O ano de Natalie Prass

Natalie Prass

A história de uma voz pequenina e de canções gigantes.

Há um ano ninguém a conhecia. Em 2014, depois de alguns anos a tentar ganhar nome na música sem sucesso e com algumas frustrações na bagagem, Natalie Prass teve a coragem, o talento e a sorte de se candidatar – com um vídeo manhoso gravado com um iPhone – a um lugar na banda de Jenny Lewis. Meteu, portanto, o pé na porta e começou a aparecer num mundo que até então nada lhe tinha dado senão dores de cabeça.

Criada mas não nascida em Virginia Beach, no estado norte-americano da Virginia, Natalie Prass conheceu o conterrâneo Matthew E. White no 8º ano e chegou a ter uma banda com ele, algo que viria a ser determinante para a sua carreira. É que o homónimo Natalie Prass, álbum de estreia lançado em janeiro de 2015, foi produzido por White e editado com o selo da sua Spacebomb. O mais curioso é que o álbum esteve mais ou menos três anos na gaveta (uma das dores de cabeça referidas acima) porque a Spacebomb demorou a ter capacidade financeira para o lançar convenientemente.

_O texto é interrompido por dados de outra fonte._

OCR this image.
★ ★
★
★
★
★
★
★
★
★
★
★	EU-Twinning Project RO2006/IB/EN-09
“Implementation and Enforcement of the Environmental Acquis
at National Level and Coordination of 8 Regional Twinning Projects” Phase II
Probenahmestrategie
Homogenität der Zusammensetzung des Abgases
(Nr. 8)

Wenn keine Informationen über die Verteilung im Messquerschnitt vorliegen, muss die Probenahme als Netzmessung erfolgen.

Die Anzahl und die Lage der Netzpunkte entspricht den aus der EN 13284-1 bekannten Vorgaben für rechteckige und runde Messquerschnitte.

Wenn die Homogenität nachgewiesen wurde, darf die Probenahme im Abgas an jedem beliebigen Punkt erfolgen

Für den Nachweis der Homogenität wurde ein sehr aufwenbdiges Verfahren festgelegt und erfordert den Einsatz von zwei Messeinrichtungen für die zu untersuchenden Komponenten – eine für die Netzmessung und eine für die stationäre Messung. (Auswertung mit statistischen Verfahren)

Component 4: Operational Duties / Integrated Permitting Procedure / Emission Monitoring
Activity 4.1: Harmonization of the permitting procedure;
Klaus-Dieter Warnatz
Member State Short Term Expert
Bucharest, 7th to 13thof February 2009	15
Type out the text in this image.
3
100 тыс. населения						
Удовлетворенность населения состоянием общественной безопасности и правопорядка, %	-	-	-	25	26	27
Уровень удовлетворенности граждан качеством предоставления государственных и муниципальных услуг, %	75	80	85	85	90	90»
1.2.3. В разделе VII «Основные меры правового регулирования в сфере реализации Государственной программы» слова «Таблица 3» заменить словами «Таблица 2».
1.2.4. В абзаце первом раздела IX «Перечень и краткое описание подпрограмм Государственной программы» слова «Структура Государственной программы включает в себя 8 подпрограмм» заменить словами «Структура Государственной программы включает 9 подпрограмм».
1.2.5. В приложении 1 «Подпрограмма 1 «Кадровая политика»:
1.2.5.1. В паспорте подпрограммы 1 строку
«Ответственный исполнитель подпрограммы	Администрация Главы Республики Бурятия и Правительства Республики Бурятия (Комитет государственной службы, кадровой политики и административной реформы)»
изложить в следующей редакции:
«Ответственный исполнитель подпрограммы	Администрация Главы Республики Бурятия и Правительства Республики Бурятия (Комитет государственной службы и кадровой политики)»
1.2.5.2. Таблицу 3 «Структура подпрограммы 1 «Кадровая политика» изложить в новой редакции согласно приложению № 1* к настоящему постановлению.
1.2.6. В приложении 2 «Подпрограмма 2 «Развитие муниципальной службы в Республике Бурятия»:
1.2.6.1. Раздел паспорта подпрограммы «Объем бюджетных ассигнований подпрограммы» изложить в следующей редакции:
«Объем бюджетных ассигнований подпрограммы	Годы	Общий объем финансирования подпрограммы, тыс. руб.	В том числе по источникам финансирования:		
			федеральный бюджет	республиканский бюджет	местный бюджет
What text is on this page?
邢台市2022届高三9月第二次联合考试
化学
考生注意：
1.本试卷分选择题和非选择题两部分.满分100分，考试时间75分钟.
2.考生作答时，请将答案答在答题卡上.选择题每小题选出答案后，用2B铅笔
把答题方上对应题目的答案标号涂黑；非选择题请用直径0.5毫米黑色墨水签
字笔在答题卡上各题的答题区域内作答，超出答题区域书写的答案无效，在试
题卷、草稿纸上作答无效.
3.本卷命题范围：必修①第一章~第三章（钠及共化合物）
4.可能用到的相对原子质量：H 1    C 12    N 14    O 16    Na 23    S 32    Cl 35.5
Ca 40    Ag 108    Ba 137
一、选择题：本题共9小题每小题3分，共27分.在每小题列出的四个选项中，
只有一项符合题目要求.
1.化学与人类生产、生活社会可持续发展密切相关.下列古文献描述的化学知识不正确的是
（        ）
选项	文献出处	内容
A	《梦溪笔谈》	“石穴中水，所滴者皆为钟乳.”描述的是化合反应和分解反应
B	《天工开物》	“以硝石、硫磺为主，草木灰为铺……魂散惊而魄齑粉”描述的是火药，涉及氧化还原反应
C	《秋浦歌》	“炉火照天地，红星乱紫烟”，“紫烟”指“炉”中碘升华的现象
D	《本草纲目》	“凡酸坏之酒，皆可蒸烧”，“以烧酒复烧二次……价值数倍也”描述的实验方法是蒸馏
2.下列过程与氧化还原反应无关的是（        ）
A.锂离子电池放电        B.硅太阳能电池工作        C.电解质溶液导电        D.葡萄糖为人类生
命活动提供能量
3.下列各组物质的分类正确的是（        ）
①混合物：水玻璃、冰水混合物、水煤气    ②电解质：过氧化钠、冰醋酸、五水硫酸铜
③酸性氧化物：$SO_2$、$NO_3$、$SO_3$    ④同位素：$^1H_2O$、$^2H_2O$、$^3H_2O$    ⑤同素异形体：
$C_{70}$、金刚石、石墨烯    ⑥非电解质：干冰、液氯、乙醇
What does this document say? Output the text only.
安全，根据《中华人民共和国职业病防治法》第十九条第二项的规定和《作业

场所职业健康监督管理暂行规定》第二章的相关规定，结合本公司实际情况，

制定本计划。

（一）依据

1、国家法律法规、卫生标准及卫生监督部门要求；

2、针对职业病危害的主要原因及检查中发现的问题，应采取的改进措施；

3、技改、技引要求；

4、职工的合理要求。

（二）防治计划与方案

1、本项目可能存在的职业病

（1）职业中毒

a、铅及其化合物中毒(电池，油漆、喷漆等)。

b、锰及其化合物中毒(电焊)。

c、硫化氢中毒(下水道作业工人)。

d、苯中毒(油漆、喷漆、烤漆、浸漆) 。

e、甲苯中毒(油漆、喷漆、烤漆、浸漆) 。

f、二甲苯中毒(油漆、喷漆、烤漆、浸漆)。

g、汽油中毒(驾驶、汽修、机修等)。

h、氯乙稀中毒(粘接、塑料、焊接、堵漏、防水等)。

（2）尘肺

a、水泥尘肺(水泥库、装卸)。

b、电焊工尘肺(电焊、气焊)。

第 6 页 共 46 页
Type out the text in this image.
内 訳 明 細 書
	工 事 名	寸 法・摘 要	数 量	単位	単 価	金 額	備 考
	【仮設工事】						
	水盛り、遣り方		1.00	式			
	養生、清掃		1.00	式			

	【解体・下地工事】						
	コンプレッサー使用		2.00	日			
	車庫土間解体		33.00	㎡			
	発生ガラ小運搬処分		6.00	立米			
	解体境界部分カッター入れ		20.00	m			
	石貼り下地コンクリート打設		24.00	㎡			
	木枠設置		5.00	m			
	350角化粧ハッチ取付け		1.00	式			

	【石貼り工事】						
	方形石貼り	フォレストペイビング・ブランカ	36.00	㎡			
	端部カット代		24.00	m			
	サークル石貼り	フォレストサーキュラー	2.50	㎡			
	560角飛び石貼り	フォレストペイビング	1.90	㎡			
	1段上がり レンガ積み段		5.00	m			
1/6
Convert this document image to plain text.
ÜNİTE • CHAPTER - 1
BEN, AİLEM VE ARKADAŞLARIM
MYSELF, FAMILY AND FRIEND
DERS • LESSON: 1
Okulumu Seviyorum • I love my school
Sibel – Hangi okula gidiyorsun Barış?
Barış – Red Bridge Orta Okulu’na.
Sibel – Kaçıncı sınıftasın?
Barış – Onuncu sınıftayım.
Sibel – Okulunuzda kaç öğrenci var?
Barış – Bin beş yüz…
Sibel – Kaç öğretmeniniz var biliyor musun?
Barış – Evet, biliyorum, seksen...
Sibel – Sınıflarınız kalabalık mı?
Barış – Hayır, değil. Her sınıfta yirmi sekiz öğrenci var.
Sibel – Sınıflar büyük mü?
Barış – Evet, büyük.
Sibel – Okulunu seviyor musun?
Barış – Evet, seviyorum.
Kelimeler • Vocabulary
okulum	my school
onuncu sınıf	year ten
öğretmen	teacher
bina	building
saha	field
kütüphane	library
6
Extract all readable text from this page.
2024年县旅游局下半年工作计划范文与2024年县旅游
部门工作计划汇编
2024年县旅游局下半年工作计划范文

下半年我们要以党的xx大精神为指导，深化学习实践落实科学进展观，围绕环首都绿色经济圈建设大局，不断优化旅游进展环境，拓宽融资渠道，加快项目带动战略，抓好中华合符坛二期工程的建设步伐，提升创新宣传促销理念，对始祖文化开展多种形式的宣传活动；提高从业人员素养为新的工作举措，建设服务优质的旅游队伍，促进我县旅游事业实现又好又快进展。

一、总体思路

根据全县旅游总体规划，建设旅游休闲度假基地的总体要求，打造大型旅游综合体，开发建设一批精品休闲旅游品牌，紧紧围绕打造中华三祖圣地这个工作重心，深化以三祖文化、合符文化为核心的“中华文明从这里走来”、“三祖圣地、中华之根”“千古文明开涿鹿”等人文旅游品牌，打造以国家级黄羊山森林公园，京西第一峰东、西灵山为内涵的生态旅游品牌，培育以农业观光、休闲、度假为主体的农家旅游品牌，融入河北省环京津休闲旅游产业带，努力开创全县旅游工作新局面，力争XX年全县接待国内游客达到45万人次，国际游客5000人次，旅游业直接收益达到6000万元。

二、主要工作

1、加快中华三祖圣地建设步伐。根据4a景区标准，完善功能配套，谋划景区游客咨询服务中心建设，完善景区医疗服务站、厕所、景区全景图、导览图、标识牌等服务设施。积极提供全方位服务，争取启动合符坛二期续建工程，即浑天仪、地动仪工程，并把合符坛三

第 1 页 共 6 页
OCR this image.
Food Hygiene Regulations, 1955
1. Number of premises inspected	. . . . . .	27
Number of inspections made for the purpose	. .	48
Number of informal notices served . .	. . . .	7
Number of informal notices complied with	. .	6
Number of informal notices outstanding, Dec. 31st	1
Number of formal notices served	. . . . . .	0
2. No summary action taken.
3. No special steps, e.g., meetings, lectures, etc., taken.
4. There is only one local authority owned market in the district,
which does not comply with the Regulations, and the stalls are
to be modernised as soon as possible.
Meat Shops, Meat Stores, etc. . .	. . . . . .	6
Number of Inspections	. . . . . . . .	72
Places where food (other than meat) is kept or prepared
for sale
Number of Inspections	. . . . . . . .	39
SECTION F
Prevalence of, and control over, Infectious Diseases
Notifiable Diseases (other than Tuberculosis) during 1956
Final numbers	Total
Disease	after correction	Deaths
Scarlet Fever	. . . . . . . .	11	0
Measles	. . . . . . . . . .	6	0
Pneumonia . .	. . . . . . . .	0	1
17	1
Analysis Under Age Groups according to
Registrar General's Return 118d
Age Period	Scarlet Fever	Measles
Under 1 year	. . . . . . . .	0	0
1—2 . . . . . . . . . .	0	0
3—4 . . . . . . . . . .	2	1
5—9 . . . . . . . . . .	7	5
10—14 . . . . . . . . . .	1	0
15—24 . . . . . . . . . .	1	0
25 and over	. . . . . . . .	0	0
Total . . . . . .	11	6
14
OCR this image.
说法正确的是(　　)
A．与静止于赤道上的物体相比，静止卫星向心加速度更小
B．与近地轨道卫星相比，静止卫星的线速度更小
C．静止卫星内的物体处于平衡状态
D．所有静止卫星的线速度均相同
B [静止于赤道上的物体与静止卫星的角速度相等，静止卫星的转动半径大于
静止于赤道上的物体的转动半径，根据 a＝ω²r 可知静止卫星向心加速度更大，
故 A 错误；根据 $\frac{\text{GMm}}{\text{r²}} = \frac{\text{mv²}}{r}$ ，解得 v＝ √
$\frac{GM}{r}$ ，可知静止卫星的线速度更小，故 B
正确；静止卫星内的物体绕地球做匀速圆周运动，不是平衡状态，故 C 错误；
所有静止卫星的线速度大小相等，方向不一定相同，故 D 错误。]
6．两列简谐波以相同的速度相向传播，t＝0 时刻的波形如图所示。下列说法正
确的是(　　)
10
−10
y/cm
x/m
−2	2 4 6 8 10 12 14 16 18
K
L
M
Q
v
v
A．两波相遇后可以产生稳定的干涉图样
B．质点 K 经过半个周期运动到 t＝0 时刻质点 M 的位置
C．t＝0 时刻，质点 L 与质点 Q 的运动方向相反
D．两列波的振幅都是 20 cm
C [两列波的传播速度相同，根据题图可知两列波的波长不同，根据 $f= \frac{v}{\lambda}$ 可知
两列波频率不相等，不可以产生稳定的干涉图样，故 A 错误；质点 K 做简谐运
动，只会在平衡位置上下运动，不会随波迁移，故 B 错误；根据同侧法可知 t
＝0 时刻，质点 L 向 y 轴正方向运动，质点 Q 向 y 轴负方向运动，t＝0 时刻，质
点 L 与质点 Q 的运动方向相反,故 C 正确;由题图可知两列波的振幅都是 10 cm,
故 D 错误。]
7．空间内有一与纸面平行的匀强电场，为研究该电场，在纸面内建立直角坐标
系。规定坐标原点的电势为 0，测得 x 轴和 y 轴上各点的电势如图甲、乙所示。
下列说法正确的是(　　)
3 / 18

E porquê? Por causa do dinheiro investido anteriormente na produção e promoção do primeiro álbum de Matthew E. White. Ele, de resto, também lançou um belo álbum (o segundo) este ano.

O facto de ter aparecido leve mas firmemente no roteiro da nova música obrigatória atesta o talento de Natalie Prass, mas também uma capacidade de trabalho e maturidade bem acima da média. Quem a viu em Paredes de Coura percebe o que quero dizer: ela não faz isto assim há tanto tempo – porque raio é que não se nota?

A mesma pergunta pode ser feita acerca do álbum. A companhia da bem rodada Spacebomb House Band e os arranjos produzidos por Trey Pollard ajudaram de certeza, mas há algo de extremamente confortável na música de Natalie Prass, como se tivesse nascido ensinada (a música, não ela). É possível que tenha a ver com o facto de se perceber todas as palavras que canta ou mesmo com a voz pequenina, frágil e doce que as pronuncia. Se a música nos agrada, estabelecem-se relações mais facilmente quando a mensagem é clara. E a música – a esta altura já não é novidade nenhuma – agrada-me.

“My Baby Don’t Understand Me” abre o álbum da melhor forma possível. Tão bem que quase podia ser tema de fecho também, com aquela repetição maravilhosa do verso “Our love is a long goodbye” a tornar épico o que parecia ser, até àquele ponto, apenas uma (belíssima) balada. E os arranjos dos instrumentos de sopro e cordas são qualquer coisa de extraordinário, bem como alguns pormenores de piano, guitarra e bateria. É gigante de uma ponta à outra (sendo que a outra ponta – ou seja, a final – é simplesmente perfeita) e só apetece voltar a ouvi-la vezes e vezes sem conta.

O estilo marcadamente soul de Natalie Prass torna-se óbvio em “Bird Of Prey”, o single de piano saltitante, cordas deambulantes e parafusos bem apertados. A forma como Natalie Prass canta os versos “Ooh, and I never said I didn’t want you knocking on my door / All this run and chase, it’s almost like I planned it” e as linhas seguintes é a cereja no topo do bolo – um bolo cheio de substâncias viciantes.

Sinto-me impelido a destacar ainda a lindíssima “Violently”, outro dos pontos altos do álbum e espécie de canção-resumo do que Natalie Prass pode dar-nos de melhor. Uma canção em que a modéstia e contenção do desempenho vocal de Natalie Prass se cruzam com a grandiosidade instrumental de uma big band clássica. O resultado é estupidamente bom e faz-nos perceber que o truque, aqui, não foi recriar o imaginário da soul clássica dos anos 70 nem modernizá-lo. Foi misturá-los de corpo e alma. E o resultado é este que se ouve.

A sensibilidade pop de Natalie Prass leva-a, na nossa imaginação, a sítios tão inusitados como o cenário digno de um filme da Disney, sendo “Christy” a piscadela de olho que antecede a transformação total em princesa com direito a vestido de gala e tudo que ocorre em “It Is You”. E assim termina o álbum, com uma espécie de batalha épica entre os impressionantes arranjos de cordas e a voz de Natalie Prass.

Podia falar de “Your Fool” e “Why Don’t You Believe In Me” mas estaria a entrar em modo overkill. Façam um favor a vocês próprios e ouçam o álbum.